A civil party told the Khmer Rouge tribunal on Monday that she saw 270 Cham women led away by Khmer Rouge cadre wielding AK-47s and knives after the women admitted they were Muslim.
No Satas, 67, said she was evacuated from her home village of Svay Khleang—which at the time was in Kompong Cham province—when an armed rebellion by local Cham was suppressed by the Khmer Rouge in 1975 as religious persecution intensified. After the crackdown, she was detained in a tobacco kiln, then moved to nearby Khsach Prachheh Leu and on to a dam worksite before being transferred to Trea village in 1977 as Southwest Zone cadre arrived in the area, she said.
Upon their arrival, 300 Cham women were lined up and questioned on their background, Ms. Satas said.
“Actually the questioning process happened at nighttime. They lit a torch above my face and said that I was a Vietnamese girl…but I insisted and protested I was a Khmer girl,” Ms. Satas said.
Despite continued scrutiny and surveillance—which included visits by the Khmer Rouge to her native village to ask locals about her background—the civil party said she managed to convince cadre that she was ethnically Khmer. However, she said the roughly 270 women who admitted that they were Cham Muslims were never seen again.
“They were asked if they were Cham and if their answer was yes, they were taken out of the house, and I saw people who carried…AK-47s and some were carrying knives.

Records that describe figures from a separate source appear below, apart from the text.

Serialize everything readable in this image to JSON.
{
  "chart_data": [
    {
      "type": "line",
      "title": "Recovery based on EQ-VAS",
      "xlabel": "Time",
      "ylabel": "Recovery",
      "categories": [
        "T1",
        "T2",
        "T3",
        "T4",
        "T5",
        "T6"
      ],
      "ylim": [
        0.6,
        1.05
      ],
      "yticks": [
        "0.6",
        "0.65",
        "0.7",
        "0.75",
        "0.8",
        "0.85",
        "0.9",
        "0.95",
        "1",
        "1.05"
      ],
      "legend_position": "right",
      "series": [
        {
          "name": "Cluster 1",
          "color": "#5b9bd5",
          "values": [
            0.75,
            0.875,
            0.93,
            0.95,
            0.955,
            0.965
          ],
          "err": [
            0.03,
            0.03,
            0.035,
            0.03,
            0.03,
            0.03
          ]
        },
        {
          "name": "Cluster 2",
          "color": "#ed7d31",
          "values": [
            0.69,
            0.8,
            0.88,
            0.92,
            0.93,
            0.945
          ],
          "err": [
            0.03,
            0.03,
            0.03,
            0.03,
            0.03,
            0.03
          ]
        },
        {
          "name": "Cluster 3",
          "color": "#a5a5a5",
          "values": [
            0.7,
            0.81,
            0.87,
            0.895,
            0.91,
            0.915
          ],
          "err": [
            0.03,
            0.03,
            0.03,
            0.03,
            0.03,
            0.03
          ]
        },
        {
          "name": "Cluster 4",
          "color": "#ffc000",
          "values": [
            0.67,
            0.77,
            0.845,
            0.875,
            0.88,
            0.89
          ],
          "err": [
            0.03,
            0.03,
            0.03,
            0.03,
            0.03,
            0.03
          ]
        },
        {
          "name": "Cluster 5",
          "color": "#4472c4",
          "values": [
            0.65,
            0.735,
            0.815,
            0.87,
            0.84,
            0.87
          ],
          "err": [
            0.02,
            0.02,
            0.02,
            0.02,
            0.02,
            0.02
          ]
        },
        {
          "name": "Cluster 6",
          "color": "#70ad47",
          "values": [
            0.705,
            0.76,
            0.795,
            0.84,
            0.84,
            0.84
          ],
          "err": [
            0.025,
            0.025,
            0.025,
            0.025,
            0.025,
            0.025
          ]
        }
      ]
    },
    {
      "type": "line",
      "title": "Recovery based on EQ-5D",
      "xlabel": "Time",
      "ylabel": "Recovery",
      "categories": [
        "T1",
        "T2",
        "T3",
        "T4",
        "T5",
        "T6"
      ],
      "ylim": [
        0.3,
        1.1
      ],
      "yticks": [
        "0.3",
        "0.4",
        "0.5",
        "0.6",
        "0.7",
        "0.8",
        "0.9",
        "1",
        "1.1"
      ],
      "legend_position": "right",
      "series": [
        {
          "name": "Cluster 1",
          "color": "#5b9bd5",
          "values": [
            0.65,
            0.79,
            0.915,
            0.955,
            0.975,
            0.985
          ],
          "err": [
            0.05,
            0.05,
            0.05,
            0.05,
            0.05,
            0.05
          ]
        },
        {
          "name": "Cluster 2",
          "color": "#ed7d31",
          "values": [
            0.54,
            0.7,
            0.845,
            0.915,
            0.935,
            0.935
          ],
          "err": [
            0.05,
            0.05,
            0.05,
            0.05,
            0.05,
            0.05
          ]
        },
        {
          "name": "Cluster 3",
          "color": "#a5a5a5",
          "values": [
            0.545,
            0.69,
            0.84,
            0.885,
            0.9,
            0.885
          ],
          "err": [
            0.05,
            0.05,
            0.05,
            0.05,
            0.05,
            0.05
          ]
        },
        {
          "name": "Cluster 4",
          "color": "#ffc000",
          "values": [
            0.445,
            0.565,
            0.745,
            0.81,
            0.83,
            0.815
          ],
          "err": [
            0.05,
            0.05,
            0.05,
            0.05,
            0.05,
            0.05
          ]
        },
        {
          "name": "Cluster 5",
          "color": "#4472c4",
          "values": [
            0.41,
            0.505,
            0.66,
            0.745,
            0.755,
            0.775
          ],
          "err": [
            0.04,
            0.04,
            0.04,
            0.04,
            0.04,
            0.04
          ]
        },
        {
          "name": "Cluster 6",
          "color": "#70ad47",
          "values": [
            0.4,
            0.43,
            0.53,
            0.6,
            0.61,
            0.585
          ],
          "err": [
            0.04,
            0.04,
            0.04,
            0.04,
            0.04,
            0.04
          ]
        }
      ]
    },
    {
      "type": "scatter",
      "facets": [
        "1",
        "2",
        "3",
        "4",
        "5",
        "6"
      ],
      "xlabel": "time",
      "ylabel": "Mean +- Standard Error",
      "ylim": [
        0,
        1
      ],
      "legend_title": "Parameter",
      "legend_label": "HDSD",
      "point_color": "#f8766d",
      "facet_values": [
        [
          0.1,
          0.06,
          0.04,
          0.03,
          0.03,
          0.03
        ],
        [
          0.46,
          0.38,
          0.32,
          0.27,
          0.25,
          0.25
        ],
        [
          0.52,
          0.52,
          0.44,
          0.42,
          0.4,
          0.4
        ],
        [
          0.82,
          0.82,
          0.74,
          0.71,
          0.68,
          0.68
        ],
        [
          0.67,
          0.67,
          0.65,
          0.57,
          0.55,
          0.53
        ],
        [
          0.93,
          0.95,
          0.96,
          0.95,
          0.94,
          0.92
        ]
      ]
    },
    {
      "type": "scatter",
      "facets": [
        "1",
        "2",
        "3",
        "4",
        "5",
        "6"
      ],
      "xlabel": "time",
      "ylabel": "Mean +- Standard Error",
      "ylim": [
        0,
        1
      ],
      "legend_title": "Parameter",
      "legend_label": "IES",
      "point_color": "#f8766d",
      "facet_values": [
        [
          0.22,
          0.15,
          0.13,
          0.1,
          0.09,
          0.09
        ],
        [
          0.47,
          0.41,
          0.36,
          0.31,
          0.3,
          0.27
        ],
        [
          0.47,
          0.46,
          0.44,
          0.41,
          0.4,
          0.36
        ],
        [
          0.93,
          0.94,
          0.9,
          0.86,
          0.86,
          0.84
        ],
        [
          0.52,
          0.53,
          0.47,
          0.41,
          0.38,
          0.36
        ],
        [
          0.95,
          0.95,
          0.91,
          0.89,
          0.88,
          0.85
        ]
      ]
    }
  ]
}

These armed people took the Cham people away and they disappeared,” she said.
While living in Trea village, Ms. Satas said she was ordered to work along the banks of the Mekong River, where she started spotting bodies—including those of East Zone cadre and children—in the water.
“I saw dead bodies floating in the river, and because the corpses got swollen the sacks [they were in] had broken and I could see the body parts and corpses,” Ms. Satas said.
“I actually recognized a man whose throat was slashed and floating in the river. Actually, the corpses did not flow with the current. It was flowing in a circle. It seemed like the souls of the dead did not want to go away,” the civil party said.
The morning session in Monday’s hearings of Case 002/02—in which Nuon Chea and Khieu Samphan are on trial for genocide—concluded the testimony of Him Man, who spoke of the ongoing psychological damage he suffers from his experiences during Democratic Kampuchea, including hearing family members crying out to Allah in the moments before cadre executed them.
“I have lost all my relatives, and sometimes I think it’s better for me to die rather than to live,” he said.